Diabetes Forecast

Any Tips on Pump Use and Sex?

I am counseling a person who has type 1 diabetes and uses an insulin pump. She is wondering how to manage the pump when she becomes sexually active. Do you have any suggestions? Gail Trimpe-Morrow, MS, LPC, Normal, Illinois

Janis Roszler, MSFT, RD, CDE, LD/N, responds: I'm so pleased that you and your patient are having this important conversation! Too many people with diabetes never discuss intimacy with their health care team. Here are a few tips you can share.

What to Know: People who wear insulin pumps usually have a choice during intimacy—they can disconnect or leave their pump on. If your patient chooses to disconnect, she can safely be away from her pump for about 45 minutes to an hour. But she must remember to reconnect before she falls asleep. Many people find it helpful to set a reminder alarm, as it is very dangerous to go the entire night without any insulin delivery. If she wears a pod-type pump that doesn't disconnect, she should wear her pump on an area of her body that won't interfere with intimate activity.

Possible Solutions: If she leaves her pump on during sexual activity, she shouldn't panic if it gets pulled out accidentally.
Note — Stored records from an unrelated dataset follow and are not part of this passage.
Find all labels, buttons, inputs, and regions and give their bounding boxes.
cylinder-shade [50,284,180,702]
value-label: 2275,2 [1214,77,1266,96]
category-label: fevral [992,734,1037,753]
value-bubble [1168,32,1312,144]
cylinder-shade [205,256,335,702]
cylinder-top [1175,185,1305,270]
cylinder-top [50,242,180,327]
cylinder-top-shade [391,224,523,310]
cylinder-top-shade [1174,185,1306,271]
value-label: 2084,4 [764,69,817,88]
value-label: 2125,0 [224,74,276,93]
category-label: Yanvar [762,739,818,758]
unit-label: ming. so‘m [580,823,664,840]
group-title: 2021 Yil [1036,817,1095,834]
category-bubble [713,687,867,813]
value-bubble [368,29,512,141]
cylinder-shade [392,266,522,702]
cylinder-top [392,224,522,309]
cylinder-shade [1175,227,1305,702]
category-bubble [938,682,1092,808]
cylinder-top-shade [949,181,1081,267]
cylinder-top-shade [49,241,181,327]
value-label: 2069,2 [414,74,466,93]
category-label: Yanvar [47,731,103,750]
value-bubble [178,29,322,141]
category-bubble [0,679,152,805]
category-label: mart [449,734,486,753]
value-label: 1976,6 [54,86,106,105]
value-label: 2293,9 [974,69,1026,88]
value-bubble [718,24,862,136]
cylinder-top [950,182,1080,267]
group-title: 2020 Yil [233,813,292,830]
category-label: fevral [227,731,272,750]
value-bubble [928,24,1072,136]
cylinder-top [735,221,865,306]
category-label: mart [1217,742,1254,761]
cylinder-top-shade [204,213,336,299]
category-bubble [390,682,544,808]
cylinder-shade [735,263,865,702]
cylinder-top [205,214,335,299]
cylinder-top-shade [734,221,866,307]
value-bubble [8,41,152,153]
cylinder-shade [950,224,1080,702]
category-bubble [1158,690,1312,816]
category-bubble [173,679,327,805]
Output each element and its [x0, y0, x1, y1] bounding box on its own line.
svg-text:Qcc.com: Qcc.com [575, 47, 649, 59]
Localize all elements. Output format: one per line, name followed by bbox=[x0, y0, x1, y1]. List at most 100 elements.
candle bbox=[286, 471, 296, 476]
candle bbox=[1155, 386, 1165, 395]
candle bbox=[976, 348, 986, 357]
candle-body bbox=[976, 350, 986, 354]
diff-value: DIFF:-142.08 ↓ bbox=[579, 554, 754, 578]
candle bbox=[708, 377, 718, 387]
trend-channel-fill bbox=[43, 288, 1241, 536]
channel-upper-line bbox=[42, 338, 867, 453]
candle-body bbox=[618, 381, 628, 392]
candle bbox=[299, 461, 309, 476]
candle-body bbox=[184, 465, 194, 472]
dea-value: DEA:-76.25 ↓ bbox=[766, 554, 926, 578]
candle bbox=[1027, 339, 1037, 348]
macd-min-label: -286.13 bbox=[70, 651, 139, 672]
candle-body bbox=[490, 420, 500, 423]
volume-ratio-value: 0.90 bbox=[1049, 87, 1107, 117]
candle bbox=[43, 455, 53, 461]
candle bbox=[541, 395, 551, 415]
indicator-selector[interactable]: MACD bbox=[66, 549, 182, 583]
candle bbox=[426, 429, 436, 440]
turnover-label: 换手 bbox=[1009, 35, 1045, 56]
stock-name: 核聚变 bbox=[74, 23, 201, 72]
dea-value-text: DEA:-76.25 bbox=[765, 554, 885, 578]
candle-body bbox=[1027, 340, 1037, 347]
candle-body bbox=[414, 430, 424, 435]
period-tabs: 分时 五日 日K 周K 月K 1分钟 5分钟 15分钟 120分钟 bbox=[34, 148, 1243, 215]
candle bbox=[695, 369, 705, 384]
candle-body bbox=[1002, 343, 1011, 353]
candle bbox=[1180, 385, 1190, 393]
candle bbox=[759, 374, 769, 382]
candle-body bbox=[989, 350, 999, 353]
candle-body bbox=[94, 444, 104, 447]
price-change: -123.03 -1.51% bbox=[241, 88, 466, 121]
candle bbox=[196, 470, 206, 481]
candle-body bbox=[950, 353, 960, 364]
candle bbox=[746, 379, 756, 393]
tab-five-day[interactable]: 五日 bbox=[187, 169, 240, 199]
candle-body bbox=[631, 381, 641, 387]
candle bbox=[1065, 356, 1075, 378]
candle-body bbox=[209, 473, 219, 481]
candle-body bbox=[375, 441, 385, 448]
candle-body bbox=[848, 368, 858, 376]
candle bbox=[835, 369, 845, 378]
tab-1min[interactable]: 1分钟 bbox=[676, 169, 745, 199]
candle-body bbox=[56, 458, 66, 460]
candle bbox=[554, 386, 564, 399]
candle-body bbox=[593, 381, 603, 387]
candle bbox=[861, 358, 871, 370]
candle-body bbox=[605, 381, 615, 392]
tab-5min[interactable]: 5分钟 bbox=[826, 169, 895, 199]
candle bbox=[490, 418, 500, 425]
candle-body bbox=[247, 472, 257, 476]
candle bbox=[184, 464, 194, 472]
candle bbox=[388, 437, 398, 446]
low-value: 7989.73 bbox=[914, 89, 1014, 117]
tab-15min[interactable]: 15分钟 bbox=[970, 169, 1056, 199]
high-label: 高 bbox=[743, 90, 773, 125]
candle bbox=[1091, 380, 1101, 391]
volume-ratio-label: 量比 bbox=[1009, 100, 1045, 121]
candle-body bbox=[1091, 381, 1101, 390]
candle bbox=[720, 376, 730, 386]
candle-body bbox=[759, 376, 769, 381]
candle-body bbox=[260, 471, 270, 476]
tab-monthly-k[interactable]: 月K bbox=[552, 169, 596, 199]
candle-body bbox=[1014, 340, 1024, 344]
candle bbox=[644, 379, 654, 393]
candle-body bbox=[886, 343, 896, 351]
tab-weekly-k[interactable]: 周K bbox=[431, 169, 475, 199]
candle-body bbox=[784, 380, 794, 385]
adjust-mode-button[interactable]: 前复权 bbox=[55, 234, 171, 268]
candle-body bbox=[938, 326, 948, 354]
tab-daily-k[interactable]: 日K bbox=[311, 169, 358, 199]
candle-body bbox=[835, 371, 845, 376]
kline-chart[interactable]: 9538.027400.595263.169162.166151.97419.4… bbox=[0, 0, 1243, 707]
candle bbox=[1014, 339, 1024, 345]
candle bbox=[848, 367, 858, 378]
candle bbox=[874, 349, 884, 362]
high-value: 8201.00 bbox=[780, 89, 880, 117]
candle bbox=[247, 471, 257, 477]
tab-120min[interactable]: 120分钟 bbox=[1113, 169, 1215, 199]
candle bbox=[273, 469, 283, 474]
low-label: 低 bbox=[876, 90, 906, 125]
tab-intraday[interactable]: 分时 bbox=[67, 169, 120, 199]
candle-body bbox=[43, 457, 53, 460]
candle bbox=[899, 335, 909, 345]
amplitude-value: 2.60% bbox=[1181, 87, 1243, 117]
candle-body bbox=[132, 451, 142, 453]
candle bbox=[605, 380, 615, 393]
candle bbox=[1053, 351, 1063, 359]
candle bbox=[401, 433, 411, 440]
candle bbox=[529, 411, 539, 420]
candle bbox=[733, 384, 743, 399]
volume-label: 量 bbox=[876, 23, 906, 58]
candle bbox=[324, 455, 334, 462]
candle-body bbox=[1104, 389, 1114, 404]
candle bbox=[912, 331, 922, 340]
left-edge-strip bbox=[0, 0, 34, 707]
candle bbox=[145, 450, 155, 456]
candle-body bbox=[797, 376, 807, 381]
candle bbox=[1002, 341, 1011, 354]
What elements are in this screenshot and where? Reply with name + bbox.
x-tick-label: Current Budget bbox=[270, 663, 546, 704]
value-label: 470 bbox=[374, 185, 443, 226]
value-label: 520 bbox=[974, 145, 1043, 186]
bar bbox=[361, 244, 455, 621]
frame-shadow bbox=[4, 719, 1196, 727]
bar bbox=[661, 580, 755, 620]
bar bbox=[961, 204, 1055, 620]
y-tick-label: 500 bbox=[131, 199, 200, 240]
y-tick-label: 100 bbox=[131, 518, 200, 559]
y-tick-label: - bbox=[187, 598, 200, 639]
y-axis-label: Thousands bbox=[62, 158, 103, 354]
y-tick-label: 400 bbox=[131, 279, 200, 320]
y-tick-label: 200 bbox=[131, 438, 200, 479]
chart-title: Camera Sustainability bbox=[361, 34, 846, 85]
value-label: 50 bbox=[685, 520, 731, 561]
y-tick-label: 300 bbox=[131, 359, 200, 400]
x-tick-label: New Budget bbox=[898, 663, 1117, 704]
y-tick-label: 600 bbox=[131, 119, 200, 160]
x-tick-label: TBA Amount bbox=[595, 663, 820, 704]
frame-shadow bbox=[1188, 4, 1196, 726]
This is not dangerous. The bleeding that may occur is not harmful. Just have her reconnect when she is done, check her blood glucose level, and treat any abnormal result as directed by you or other members of her health care team.

Find Out More: To learn how to enjoy a more fulfilling intimate life with diabetes, read Sex and Diabetes: For Him and For Her, which I coauthored. It is a fun and informative book that contains personal stories, expert guidance, and even diabetes-friendly recipes that are made with aphrodisiac ingredients. Published by the American Diabetes Association, it is available at shopdiabetes.org.

Takeaways: Everyone with diabetes can participate in sexual activity. If your intimate life has changed, ask your health care provider to help you find ways to enjoy it once again.